ECLI:NL:RVS:2022:3690
Raad van State
- Hoger beroep
- Rechtspraak.nl
Hoger beroep tegen afwijzing aanvraag verblijfsvergunning asiel
Op 12 december 2022 heeft de Afdeling bestuursrechtspraak van de Raad van State uitspraak gedaan in een hoger beroep van een vreemdeling tegen de mondelinge uitspraak van de rechtbank Den Haag, zittingsplaats Utrecht, van 15 november 2022. De vreemdeling had een aanvraag ingediend voor een verblijfsvergunning asiel voor bepaalde tijd, welke door de staatssecretaris van Justitie en Veiligheid op 24 oktober 2022 niet in behandeling was genomen. De rechtbank verklaarde het beroep van de vreemdeling ongegrond, waarop de vreemdeling hoger beroep instelde, vertegenwoordigd door mr.

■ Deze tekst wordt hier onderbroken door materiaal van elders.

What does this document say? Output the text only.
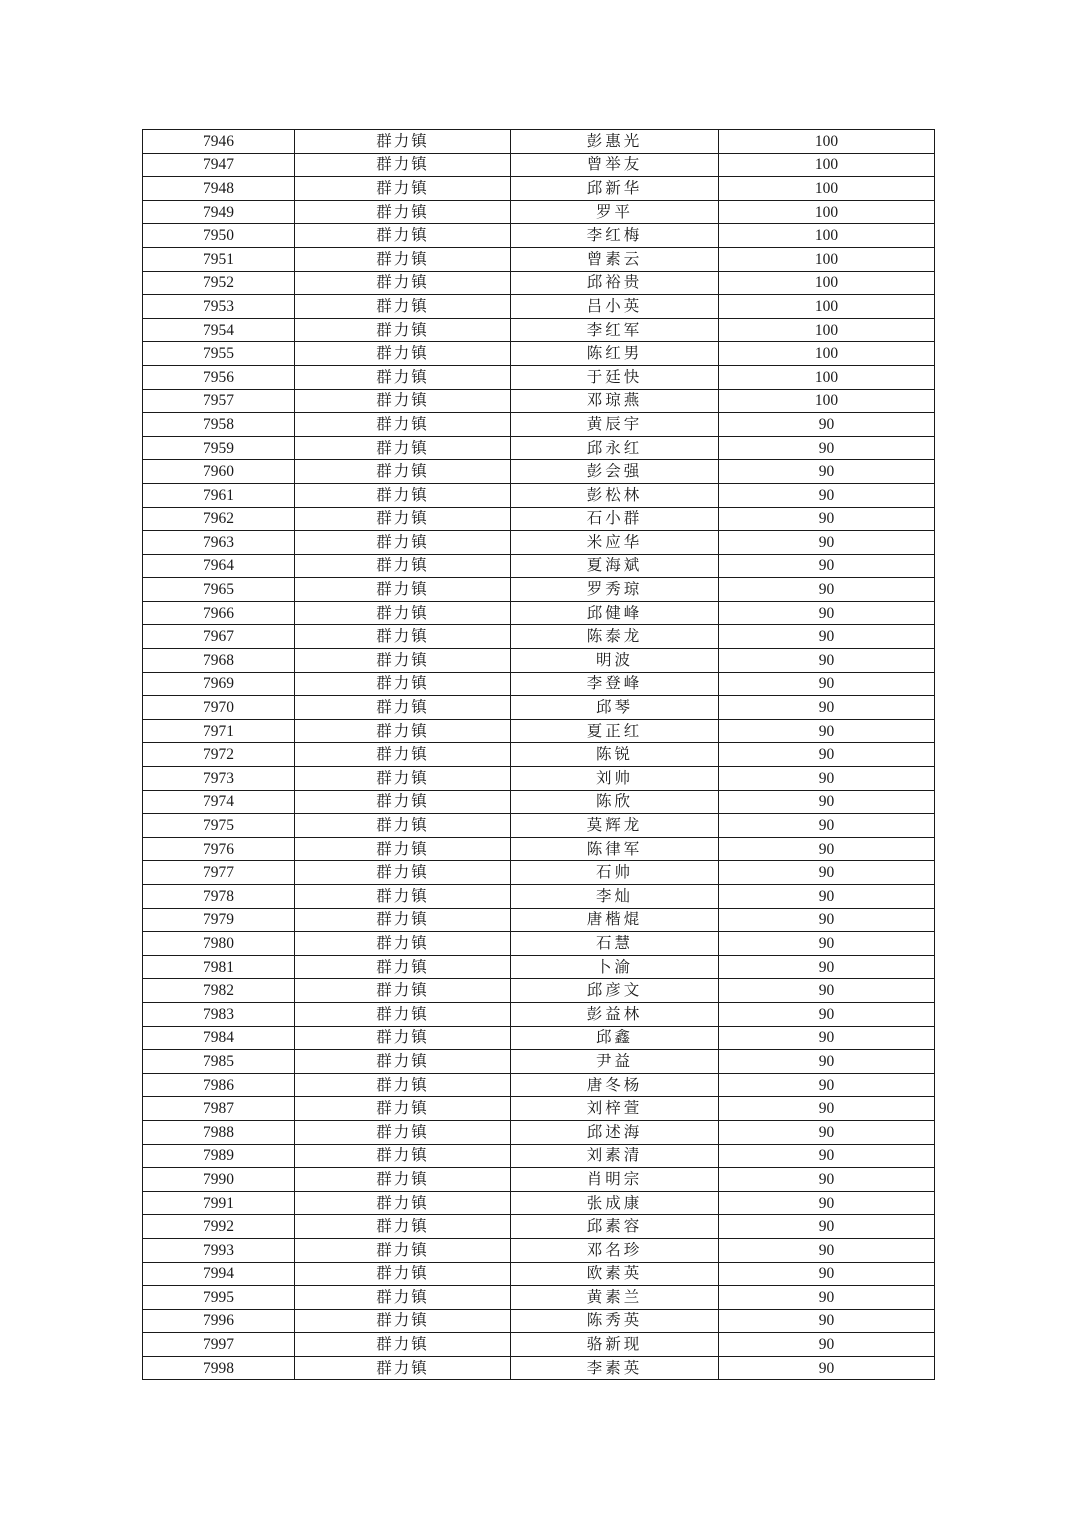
7946	群力镇	彭惠光	100
7947	群力镇	曾举友	100
7948	群力镇	邱新华	100
7949	群力镇	罗平	100
7950	群力镇	李红梅	100
7951	群力镇	曾素云	100
7952	群力镇	邱裕贵	100
7953	群力镇	吕小英	100
7954	群力镇	李红军	100
7955	群力镇	陈红男	100
7956	群力镇	于廷快	100
7957	群力镇	邓琼燕	100
7958	群力镇	黄辰宇	90
7959	群力镇	邱永红	90
7960	群力镇	彭会强	90
7961	群力镇	彭松林	90
7962	群力镇	石小群	90
7963	群力镇	米应华	90
7964	群力镇	夏海斌	90
7965	群力镇	罗秀琼	90
7966	群力镇	邱健峰	90
7967	群力镇	陈泰龙	90
7968	群力镇	明波	90
7969	群力镇	李登峰	90
7970	群力镇	邱琴	90
7971	群力镇	夏正红	90
7972	群力镇	陈锐	90
7973	群力镇	刘帅	90
7974	群力镇	陈欣	90
7975	群力镇	莫辉龙	90
7976	群力镇	陈律军	90
7977	群力镇	石帅	90
7978	群力镇	李灿	90
7979	群力镇	唐楷焜	90
7980	群力镇	石慧	90
7981	群力镇	卜渝	90
7982	群力镇	邱彦文	90
7983	群力镇	彭益林	90
7984	群力镇	邱鑫	90
7985	群力镇	尹益	90
7986	群力镇	唐冬杨	90
7987	群力镇	刘梓萱	90
7988	群力镇	邱述海	90
7989	群力镇	刘素清	90
7990	群力镇	肖明宗	90
7991	群力镇	张成康	90
7992	群力镇	邱素容	90
7993	群力镇	邓名珍	90
7994	群力镇	欧素英	90
7995	群力镇	黄素兰	90
7996	群力镇	陈秀英	90
7997	群力镇	骆新现	90
7998	群力镇	李素英	90
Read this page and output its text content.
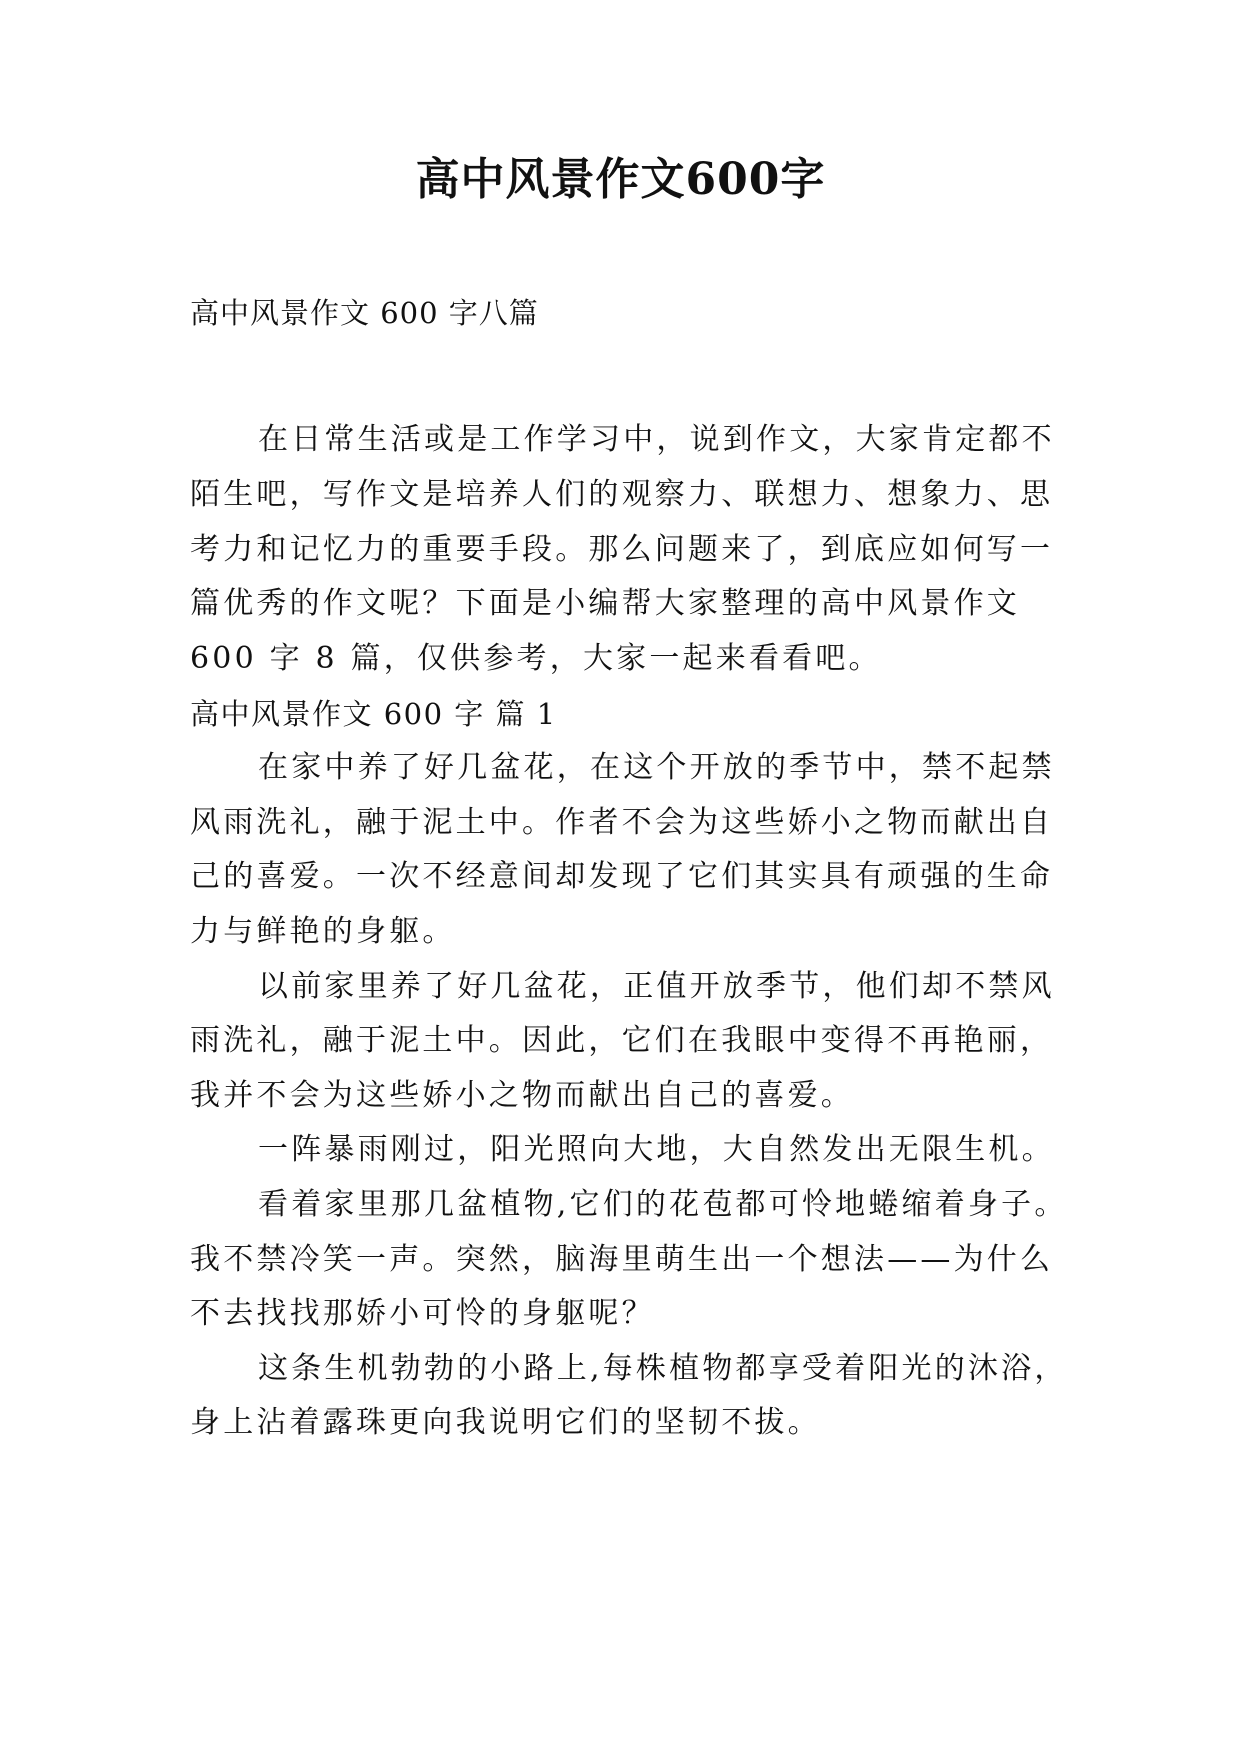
高中风景作文600字
高中风景作文 600 字八篇
在日常生活或是工作学习中，说到作文，大家肯定都不
陌生吧，写作文是培养人们的观察力、联想力、想象力、思
考力和记忆力的重要手段。那么问题来了，到底应如何写一
篇优秀的作文呢？下面是小编帮大家整理的高中风景作文
600 字 8 篇，仅供参考，大家一起来看看吧。
高中风景作文 600 字 篇 1
在家中养了好几盆花，在这个开放的季节中，禁不起禁
风雨洗礼，融于泥土中。作者不会为这些娇小之物而献出自
己的喜爱。一次不经意间却发现了它们其实具有顽强的生命
力与鲜艳的身躯。
以前家里养了好几盆花，正值开放季节，他们却不禁风
雨洗礼，融于泥土中。因此，它们在我眼中变得不再艳丽，
我并不会为这些娇小之物而献出自己的喜爱。
一阵暴雨刚过，阳光照向大地，大自然发出无限生机。
看着家里那几盆植物,它们的花苞都可怜地蜷缩着身子。
我不禁冷笑一声。突然，脑海里萌生出一个想法——为什么
不去找找那娇小可怜的身躯呢？
这条生机勃勃的小路上,每株植物都享受着阳光的沐浴，
身上沾着露珠更向我说明它们的坚韧不拔。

E.H. Bokhorst, advocaat te Veenendaal.
De Raad van State oordeelde dat het hoger beroep niet leidt tot vernietiging van de uitspraak van de rechtbank. De reden hiervoor is dat het hogerberoepschrift geen vragen bevat die in het belang van de rechtseenheid, de rechtsontwikkeling of de rechtsbescherming in algemene zin beantwoord moeten worden, zoals vermeld in artikel 91, tweede lid, van de Vreemdelingenwet 2000. Bovendien werd opgemerkt dat de rechtsvraag die in het hoger beroep aan de orde is, eerder door de Afdeling is beantwoord in een uitspraak van 26 augustus 2022, ECLI:NL:RVS:2022:2497, en dat er geen aanleiding is om hierover in dit geval anders te oordelen.
De Raad van State bevestigde de uitspraak van de rechtbank en oordeelde dat de staatssecretaris geen proceskosten hoeft te vergoeden. De uitspraak werd openbaar uitgesproken op 12 december 2022, waarbij mr. C.M. Wissels de uitspraak heeft vastgesteld in tegenwoordigheid van mr. L.S. van den Oosterkamp, griffier.